Sylvia, sur ces entrefaites, lui apportait son chapeau ; Bell, toute tremblante, lui passait son surtout, et tenait toute prête, pour qu’il l’emportât, sa bourse de cuir où tintait quelque monnaie rassemblée à la hâte.

Il regardait ces préparatifs, portant ses yeux tour à tour sur sa femme et sur sa fille.

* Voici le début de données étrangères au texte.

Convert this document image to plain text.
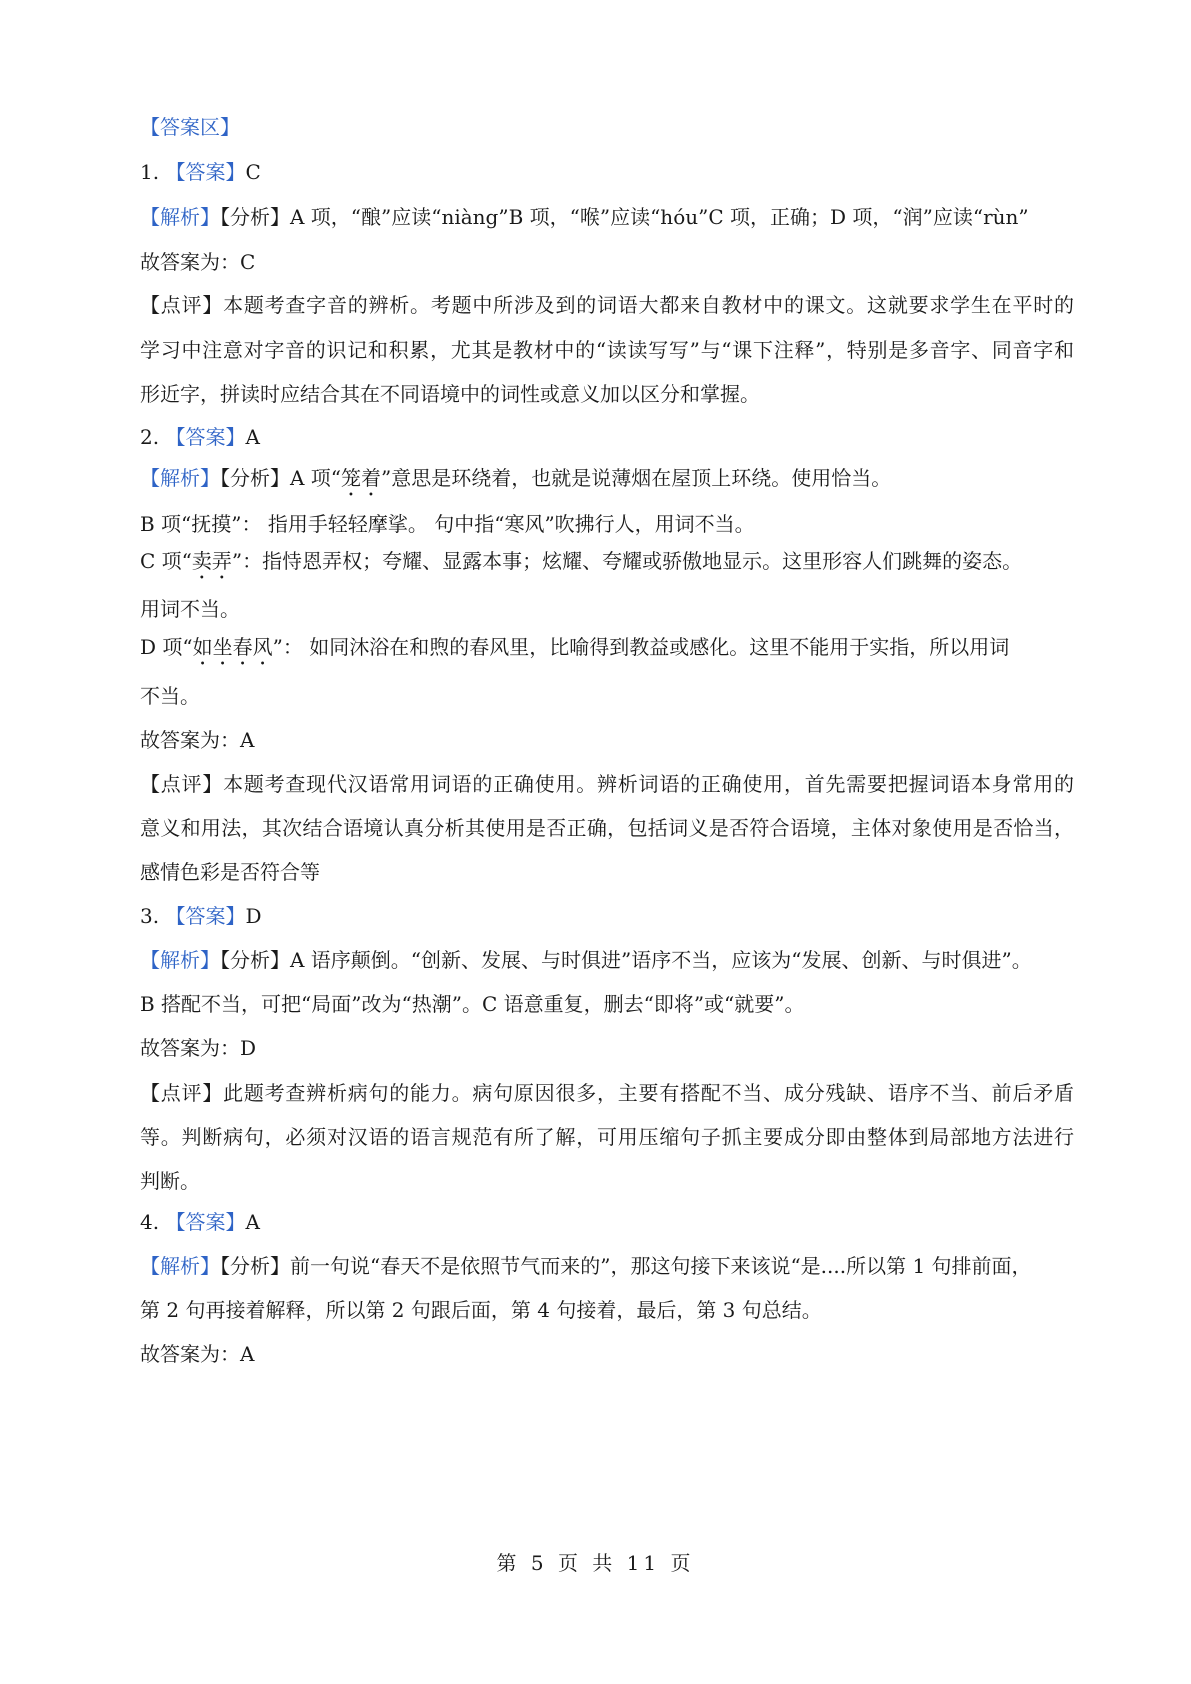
【答案区】
1. 【答案】C
【解析】【分析】A 项，“酿”应读“niàng”B 项，“喉”应读“hóu”C 项，正确；D 项，“润”应读“rùn”
故答案为：C
【点评】本题考查字音的辨析。考题中所涉及到的词语大都来自教材中的课文。这就要求学生在平时的
学习中注意对字音的识记和积累，尤其是教材中的“读读写写”与“课下注释”，特别是多音字、同音字和
形近字，拼读时应结合其在不同语境中的词性或意义加以区分和掌握。
2. 【答案】A
【解析】【分析】A 项“笼着”意思是环绕着，也就是说薄烟在屋顶上环绕。使用恰当。
B 项“抚摸”： 指用手轻轻摩挲。 句中指“寒风”吹拂行人，用词不当。
C 项“卖弄”：指恃恩弄权；夸耀、显露本事；炫耀、夸耀或骄傲地显示。这里形容人们跳舞的姿态。
用词不当。
D 项“如坐春风”： 如同沐浴在和煦的春风里，比喻得到教益或感化。这里不能用于实指，所以用词
不当。
故答案为：A
【点评】本题考查现代汉语常用词语的正确使用。辨析词语的正确使用，首先需要把握词语本身常用的
意义和用法，其次结合语境认真分析其使用是否正确，包括词义是否符合语境，主体对象使用是否恰当，
感情色彩是否符合等
3. 【答案】D
【解析】【分析】A 语序颠倒。“创新、发展、与时俱进”语序不当，应该为“发展、创新、与时俱进”。
B 搭配不当，可把“局面”改为“热潮”。C 语意重复，删去“即将”或“就要”。
故答案为：D
【点评】此题考查辨析病句的能力。病句原因很多，主要有搭配不当、成分残缺、语序不当、前后矛盾
等。判断病句，必须对汉语的语言规范有所了解，可用压缩句子抓主要成分即由整体到局部地方法进行
判断。
4. 【答案】A
【解析】【分析】前一句说“春天不是依照节气而来的”，那这句接下来该说“是....所以第 1 句排前面，
第 2 句再接着解释，所以第 2 句跟后面，第 4 句接着，最后，第 3 句总结。
故答案为：A
第 5 页 共 11 页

Son teint, fortement coloré, s’altéra quelque peu.

« Je ne reculerais pas devant les verrous, et la prison ne me ferait pas peur, si ce n’était à cause d’elles, disait-il avec hésitation.

— Pour Dieu, reprit Philip, ne perdons pas de temps !… vous devriez être loin d’ici !

— Où faut-il qu’il aille ? demanda Bell, comme si c’était à Philip de tout régler.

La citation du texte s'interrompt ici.